Yazıcı, aileyi darmadağın edecek, bireyleri hak ve özgürlüklerinden mahrum bırakacak travmatik ve hukuksuz süreçlerin yaşanmaması gerektiğini, amaçlarının bu olduğunu belirtti.
üç dönem kuralı
AK Parti tüzüğündeki “üç dönem” kuralının bu seçim döneminde nasıl uygulanacağı sorusuna Yazıcı, bu kurala takılıp kalan 50 küsur arkadaşı olduğunu söyledi.

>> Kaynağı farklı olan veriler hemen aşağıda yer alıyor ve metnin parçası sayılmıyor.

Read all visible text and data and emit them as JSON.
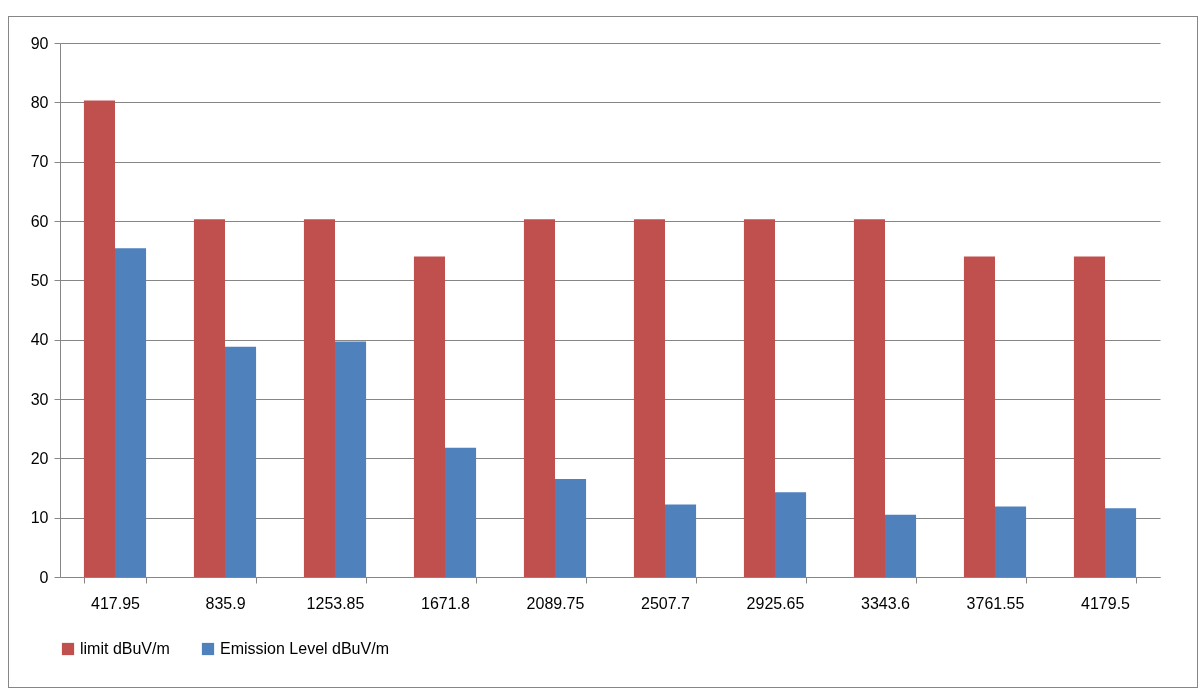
{
  "chart_data": {
    "type": "bar",
    "categories": [
      "417.95",
      "835.9",
      "1253.85",
      "1671.8",
      "2089.75",
      "2507.7",
      "2925.65",
      "3343.6",
      "3761.55",
      "4179.5"
    ],
    "series": [
      {
        "name": "limit dBuV/m",
        "color": "#c0504d",
        "values": [
          80.3,
          60.3,
          60.3,
          54,
          60.3,
          60.3,
          60.3,
          60.3,
          54,
          54
        ]
      },
      {
        "name": "Emission Level dBuV/m",
        "color": "#4f81bd",
        "values": [
          55.4,
          38.8,
          39.7,
          21.8,
          16.5,
          12.2,
          14.3,
          10.5,
          11.9,
          11.6
        ]
      }
    ],
    "ylim": [
      0,
      90
    ],
    "yticks": [
      0,
      10,
      20,
      30,
      40,
      50,
      60,
      70,
      80,
      90
    ],
    "grid": "y",
    "legend": "bottom"
  }
}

AK Parti Genel Başkan Yardımcısı Binali Yıldırım ve kendisinin bu tüzüğe takıldığına dair haberler geldiğini söyleyen Yazıcı, şu değerlendirmelerde bulundu:
“Ben ve Binali Bey bu kurala uymuyoruz. Tüzüğümüze göre arka arkaya üç dönem milletvekili olamaz. Orta yol verdikten sonra tekrar aday olabilir. Orta yol verdik. Kural şu: değerli ama partimizin siyasetinin, teşkilat yapısının, siyaset tarzının prestijiyle bu konuda dogmatik bir katılığımız yok.Genel Önderliğimizin başkanlığında bunlar daha pahalı hale getirilecek.Asıl olan amacın bu yönde olması. Esas olan bu süreçleri ve kararları partinin ve dolayısıyla ülkemizin çıkarlarını ön planda tutarak oluşturmaktır.”
Anayasa Mahkemesi’nin yetkisini aştığı tartışmaları
Anayasa Mahkemesi’nin (AYM) bireysel başvurularda aldığı kararlarla yetkisini aştığı tartışmalara ilişkin sorulan Yazıcı, şöyle konuştu:
“AMY’ye bireysel başvuru hakkının getirilmesi Türkiye için çok önemli. Bu uygulama insanlarımızın Avrupa İnsan Hakları Mahkemesi’ne giden sayısını azalttığı gibi kurumların da süreçleri daha dikkatli yönetmesine yardımcı oldu. .Anayasa Mahkemesi’nin uygulamalarında bazen çok çirkin kararlar aldığı yönünde eleştiriler var.Bakışlar var.Bazen bunu görüyoruz.Yasal düzenleme gerekiyorsa oturup konuşalım çerçevesini çizelim.Böyle bulmuyorum. sağlıklı bu kurumların görünür tartışmaları.